Stem cell therapy is the most discussed regenerative approach in canine arthritis. It's also the one with the most varied evidence base and the most variable marketing.
What it actually is
Stem cells are cells with the capacity to develop into different cell types and to influence the behaviour of other cells around them. Mesenchymal stem cells (MSCs) are a specific type of stem cell that can be derived from various tissues including bone marrow, fat (adipose tissue), and umbilical cord material.
For canine arthritis, the typical approach is autologous adipose-derived stem cell therapy. This involves:
- Surgical removal of a small amount of fat tissue from the dog (typically from the falciform ligament or subcutaneous fat)
- Laboratory processing to isolate and concentrate the mesenchymal stem cells
- Injection of the prepared cells into the affected joint(s)
Some centres also use bone marrow as the source. A few use allogeneic (donor) stem cells rather than the dog's own cells, though autologous treatment is more common.
How it's claimed to work
The proposed mechanisms include:
Immunomodulation. MSCs release signalling molecules that modulate the immune response in the joint, reducing the chronic inflammatory state of arthritis.
Trophic effects. MSCs release growth factors and cytokines that may support the surrounding cells and tissues, potentially slowing degeneration.
Cartilage-supportive effects. The theoretical hope is that MSCs may support cartilage health, though the evidence for actual cartilage regeneration in clinical settings remains limited.
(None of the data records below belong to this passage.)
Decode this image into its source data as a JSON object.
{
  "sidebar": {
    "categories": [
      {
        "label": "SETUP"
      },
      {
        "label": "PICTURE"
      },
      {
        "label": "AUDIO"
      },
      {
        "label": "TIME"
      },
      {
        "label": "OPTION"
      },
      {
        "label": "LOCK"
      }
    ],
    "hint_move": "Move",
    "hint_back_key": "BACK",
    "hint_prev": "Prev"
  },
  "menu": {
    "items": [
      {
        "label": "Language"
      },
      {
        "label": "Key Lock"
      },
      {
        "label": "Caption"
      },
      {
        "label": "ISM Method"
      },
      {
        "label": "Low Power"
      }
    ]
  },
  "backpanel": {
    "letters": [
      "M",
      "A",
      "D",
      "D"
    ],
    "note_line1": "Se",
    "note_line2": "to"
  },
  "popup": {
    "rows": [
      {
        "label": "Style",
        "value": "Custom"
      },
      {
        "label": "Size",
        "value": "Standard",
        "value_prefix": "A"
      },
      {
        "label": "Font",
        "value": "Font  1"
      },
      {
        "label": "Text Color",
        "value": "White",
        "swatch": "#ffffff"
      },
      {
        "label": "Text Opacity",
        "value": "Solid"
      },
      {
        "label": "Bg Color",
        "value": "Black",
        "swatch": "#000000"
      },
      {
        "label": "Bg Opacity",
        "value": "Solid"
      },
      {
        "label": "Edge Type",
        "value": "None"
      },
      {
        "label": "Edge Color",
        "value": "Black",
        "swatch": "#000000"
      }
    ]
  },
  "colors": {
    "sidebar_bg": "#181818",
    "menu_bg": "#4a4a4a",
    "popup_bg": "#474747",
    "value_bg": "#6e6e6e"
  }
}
Anti-inflammatory effects. Reduction of pro-inflammatory cytokines that drive ongoing joint damage.
It's worth being clear: the "stem cells become cartilage" narrative that some marketing promotes is largely not what we believe is happening clinically. The benefits, where they occur, are more likely from the cells' immunomodulatory and trophic effects than from direct tissue regeneration.
What the evidence actually shows
This is where the honest assessment matters.
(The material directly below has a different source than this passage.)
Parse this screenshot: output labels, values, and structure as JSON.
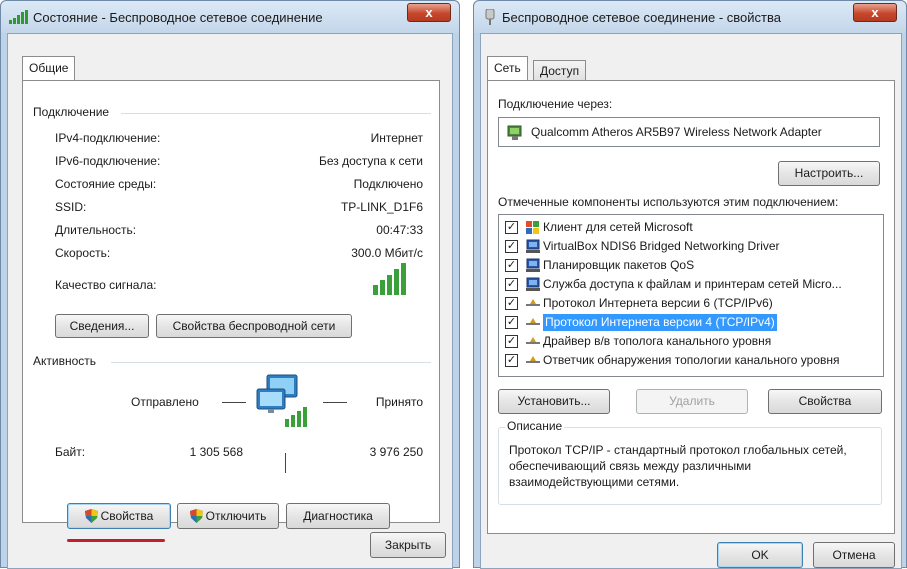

A 2021 systematic review by Olsson and colleagues in Research in Veterinary Science examined six clinical trials of adipose-derived stem cells injected at the hip joint of dogs with osteoarthritis. All six reported significantly better outcomes (pain, function, hip OA evidence) with stem cell treatment. The authors also noted that the risk of bias was moderate-to-high across the included studies and that heterogeneity prevented a formal meta-analysis. So: consistent direction of effect, but with the caveats that the formal evidence base is small and the methodological quality is uneven.
A 2021 narrative review by Brondeel and colleagues in Frontiers in Veterinary Science assessed the broader stem cell literature in canine OA and concluded that studies generally show a tendency to improve lameness, joint pain, and range of motion, while noting significant variation in study design and incomplete data limiting evaluation of true efficacy.
A 2025 three-part review series by Halperin in Companion Animal (UK Vet) examined the clinical evidence for canine stem cell therapy in osteoarthritis. The series concluded that promising results exist in clinical trials but that standardisation of protocols and longer follow-up periods are still needed.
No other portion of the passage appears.